AFEC and other critics compare the components within Proposition 140 to current election procedures exercised by California.
Proposition 140 seeks to remove the partisan split in primary voting — instead implementing open, or “jungle,” primaries — and determine winners using ranked-choice voting. Ranked-choice voting allows voters to rank their preferred candidates each election until one candidate accrues over 50 percent of the vote.
That claim of political motivation stems from Fontes’ role as a “team member” for the nonprofit organization (Save Democracy) supporting the political action committee (Make Elections Fair Arizona) pushing Proposition 140. Those two entities are also united by the involvement of Sarah Smallhouse as their president and treasurer, respectively: a longtime Democrat donor from Tucson who served as leadership for a University of Arizona board and the Southern Arizona Leadership Council.

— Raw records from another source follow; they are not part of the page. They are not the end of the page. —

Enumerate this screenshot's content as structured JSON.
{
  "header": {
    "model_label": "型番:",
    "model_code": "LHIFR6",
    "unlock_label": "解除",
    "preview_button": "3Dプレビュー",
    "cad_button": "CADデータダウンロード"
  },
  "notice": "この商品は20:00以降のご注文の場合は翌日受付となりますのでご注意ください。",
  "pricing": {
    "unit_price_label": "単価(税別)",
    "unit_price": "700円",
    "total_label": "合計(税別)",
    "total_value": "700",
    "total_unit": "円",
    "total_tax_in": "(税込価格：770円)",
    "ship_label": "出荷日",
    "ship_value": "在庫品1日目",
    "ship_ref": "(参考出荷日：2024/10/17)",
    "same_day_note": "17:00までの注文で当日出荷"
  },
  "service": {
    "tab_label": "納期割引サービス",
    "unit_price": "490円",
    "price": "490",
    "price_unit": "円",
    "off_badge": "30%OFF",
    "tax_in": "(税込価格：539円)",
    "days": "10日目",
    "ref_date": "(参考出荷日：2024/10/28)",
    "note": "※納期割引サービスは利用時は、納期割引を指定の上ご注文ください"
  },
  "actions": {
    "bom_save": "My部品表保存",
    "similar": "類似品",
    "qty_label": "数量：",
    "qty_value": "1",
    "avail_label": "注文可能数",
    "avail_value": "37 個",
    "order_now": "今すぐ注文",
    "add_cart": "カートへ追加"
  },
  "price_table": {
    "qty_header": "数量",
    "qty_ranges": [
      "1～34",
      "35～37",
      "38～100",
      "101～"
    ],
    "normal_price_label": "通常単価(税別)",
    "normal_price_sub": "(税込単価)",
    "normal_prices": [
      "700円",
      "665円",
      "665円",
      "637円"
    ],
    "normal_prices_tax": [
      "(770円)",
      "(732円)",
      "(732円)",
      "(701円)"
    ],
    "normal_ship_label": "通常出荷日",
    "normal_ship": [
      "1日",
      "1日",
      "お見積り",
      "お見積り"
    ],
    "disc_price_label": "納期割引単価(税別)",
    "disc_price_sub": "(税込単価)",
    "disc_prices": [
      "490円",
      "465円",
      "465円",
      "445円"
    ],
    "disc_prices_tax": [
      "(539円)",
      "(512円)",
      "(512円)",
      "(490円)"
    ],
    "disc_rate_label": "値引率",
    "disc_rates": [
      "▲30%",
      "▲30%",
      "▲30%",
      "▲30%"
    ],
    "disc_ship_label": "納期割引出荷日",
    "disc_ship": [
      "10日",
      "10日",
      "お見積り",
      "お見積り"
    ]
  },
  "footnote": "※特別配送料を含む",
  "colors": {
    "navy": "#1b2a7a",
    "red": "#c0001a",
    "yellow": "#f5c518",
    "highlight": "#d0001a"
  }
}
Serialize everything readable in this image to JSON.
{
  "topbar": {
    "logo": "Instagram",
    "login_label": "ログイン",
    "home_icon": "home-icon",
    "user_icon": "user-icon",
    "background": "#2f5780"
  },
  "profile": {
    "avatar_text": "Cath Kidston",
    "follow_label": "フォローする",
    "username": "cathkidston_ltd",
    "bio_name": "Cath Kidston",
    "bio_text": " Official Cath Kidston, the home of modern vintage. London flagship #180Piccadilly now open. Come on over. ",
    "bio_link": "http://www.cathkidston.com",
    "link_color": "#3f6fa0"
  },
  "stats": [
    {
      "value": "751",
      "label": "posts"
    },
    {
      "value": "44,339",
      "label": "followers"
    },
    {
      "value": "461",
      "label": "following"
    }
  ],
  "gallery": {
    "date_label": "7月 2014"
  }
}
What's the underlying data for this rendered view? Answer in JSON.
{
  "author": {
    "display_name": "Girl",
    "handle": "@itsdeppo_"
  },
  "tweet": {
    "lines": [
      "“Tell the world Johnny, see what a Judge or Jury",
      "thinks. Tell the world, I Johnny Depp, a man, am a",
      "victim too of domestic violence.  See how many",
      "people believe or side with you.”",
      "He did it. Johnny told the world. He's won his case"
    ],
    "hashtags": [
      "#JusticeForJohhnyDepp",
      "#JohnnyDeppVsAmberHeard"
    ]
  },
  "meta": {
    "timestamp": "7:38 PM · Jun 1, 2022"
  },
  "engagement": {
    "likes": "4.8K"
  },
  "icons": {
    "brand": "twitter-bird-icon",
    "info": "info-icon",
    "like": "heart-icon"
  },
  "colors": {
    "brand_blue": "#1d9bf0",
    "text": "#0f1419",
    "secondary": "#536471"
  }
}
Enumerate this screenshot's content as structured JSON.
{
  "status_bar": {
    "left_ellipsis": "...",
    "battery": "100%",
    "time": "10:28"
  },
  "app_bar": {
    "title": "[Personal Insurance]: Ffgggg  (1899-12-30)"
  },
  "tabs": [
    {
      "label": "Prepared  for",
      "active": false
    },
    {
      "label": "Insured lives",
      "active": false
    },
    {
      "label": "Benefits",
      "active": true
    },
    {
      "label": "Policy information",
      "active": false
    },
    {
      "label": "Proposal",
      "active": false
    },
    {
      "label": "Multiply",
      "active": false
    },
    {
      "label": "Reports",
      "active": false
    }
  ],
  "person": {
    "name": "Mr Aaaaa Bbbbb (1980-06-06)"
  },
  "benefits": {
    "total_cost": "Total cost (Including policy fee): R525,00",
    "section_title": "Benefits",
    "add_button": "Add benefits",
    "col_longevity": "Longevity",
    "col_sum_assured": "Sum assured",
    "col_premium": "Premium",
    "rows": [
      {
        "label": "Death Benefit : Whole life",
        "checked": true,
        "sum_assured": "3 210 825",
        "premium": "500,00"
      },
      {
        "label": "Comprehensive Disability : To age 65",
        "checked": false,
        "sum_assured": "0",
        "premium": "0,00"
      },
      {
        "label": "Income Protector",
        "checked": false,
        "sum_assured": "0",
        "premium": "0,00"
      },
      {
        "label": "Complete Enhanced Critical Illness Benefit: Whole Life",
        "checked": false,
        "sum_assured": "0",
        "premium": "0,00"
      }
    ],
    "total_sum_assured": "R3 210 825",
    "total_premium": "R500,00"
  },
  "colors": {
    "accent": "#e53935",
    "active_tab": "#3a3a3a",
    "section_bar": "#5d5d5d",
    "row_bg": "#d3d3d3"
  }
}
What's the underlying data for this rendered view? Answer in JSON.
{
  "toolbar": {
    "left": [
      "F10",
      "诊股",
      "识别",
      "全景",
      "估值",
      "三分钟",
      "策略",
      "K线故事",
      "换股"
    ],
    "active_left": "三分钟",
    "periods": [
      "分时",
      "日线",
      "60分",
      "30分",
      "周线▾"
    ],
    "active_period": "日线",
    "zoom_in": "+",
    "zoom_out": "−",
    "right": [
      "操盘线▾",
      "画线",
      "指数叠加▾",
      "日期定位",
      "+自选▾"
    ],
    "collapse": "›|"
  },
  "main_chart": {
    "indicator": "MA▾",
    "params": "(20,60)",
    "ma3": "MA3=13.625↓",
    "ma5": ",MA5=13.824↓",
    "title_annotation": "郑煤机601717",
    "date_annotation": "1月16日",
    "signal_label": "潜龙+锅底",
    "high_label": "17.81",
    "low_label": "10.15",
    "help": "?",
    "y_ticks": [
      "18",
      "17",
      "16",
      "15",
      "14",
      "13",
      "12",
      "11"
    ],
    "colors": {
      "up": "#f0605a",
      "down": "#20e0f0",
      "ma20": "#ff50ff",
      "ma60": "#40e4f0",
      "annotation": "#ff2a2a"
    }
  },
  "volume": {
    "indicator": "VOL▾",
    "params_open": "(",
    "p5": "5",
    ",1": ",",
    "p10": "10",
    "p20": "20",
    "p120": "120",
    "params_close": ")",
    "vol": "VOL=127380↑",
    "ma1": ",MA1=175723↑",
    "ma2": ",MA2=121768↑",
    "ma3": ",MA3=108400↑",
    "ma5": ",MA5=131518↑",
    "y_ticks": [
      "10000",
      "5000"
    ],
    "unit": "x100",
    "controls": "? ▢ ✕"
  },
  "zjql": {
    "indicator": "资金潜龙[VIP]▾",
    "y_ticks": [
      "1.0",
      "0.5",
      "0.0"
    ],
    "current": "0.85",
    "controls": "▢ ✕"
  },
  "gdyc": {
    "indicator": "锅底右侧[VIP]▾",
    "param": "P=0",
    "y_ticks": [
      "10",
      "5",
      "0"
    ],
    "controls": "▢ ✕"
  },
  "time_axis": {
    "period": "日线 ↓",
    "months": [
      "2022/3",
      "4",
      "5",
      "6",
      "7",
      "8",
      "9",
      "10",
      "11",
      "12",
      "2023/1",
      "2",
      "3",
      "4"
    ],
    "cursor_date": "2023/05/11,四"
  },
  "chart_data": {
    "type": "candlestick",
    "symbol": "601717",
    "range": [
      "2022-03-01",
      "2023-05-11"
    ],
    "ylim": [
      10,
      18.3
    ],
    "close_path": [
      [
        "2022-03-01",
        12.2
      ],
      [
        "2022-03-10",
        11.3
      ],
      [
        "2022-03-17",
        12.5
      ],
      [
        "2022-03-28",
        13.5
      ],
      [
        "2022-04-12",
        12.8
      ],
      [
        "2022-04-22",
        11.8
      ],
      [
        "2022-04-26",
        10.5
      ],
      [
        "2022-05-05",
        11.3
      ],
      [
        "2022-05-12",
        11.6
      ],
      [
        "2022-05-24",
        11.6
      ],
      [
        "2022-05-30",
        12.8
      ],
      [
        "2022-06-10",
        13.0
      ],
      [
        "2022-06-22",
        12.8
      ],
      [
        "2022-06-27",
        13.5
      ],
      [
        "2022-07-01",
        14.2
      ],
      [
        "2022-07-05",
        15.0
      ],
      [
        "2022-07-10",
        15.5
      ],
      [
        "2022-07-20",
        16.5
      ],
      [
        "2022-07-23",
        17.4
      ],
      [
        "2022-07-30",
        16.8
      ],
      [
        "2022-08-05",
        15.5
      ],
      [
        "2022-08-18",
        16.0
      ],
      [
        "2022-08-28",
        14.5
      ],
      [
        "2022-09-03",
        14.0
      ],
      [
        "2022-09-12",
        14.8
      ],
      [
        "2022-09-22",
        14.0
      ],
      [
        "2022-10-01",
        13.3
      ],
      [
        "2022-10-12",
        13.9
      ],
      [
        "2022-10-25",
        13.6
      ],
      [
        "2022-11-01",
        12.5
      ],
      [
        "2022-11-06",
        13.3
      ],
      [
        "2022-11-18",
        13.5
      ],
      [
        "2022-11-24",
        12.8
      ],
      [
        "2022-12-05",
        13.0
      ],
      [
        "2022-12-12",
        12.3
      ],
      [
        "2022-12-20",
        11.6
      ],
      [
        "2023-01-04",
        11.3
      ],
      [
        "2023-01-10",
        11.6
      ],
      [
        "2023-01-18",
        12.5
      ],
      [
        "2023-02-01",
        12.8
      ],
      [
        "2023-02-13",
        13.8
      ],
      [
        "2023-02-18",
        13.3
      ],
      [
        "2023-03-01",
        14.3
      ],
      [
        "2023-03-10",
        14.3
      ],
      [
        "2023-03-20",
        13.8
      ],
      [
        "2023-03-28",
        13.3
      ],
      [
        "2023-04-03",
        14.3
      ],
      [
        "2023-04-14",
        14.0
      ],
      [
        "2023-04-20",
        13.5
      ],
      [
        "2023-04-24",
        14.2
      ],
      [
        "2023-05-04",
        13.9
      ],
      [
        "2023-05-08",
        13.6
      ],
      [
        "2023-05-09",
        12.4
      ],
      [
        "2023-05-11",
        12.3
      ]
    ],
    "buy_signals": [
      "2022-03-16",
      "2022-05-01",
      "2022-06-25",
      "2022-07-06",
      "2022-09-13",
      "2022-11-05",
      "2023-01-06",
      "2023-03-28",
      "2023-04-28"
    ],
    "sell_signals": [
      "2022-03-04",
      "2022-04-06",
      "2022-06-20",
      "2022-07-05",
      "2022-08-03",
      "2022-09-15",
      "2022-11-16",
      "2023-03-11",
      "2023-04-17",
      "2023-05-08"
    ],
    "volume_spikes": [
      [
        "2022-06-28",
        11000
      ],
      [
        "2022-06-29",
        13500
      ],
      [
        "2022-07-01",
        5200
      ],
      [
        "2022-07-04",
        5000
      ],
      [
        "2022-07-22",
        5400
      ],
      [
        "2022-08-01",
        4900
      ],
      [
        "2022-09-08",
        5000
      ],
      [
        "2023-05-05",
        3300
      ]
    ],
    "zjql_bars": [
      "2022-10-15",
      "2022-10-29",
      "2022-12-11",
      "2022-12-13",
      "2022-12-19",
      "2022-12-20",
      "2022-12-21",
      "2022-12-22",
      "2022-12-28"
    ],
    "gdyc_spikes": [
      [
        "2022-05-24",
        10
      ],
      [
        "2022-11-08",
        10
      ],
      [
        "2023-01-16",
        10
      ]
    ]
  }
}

Fontes’ brief petitioned the court to count any votes cast for Proposition 140, even if the ongoing review of the ballot-qualifying signatures determined that there weren’t enough signatures gathered. Fontes argued that the proposition should be considered valid since the ballots were already being printed with the contested proposition on them.
“Once the ballots have gone to print, it is in the hands of Arizona’s voters,” said Fontes. “The person contesting an issue (or candidate) can make a case to the voters, but the Courts cannot usurp the voters’ decision once it goes to them.”
AFEC sued to stop Proposition 140 earlier this summer after reportedly discovering that over half of the gathered signatures were in violation of state law — around 40,000 duplicates. Should all those alleged duplicate signatures be removed, the proposition would lack the number of signatures required to qualify for the ballot.
AFEC President Scot Mussi said in a statement that Fontes’ brief amounted to the secretary of state taking a side in a ballot measure rather than maintaining an impartial role in the elections process.
“Far from acting as a fair and impartial elections chief, Fontes has officially taken a side in a controversial measure that would be potentially on the ballot, showing Arizonans that he is using taxpayer dollars to make the case for a California-style amendment that would fundamentally transform the way we vote and select our candidates for public office,” said Mussi. “This is not saving democracy; this is trampling the will of the people and the laws that govern how elections should be executed.”
AZ Free News is your #1 source for Arizona news and politics. You can send us news tips using this link.
by Matthew Holloway | Sep 5, 2024 | News
By Matthew Holloway |
On Tuesday, a judge considered the ongoing matter of Prop 140 in April Smith v. Fontes. The case involves a challenge of the validity of Arizona’s ranked choice voting initiative signatures.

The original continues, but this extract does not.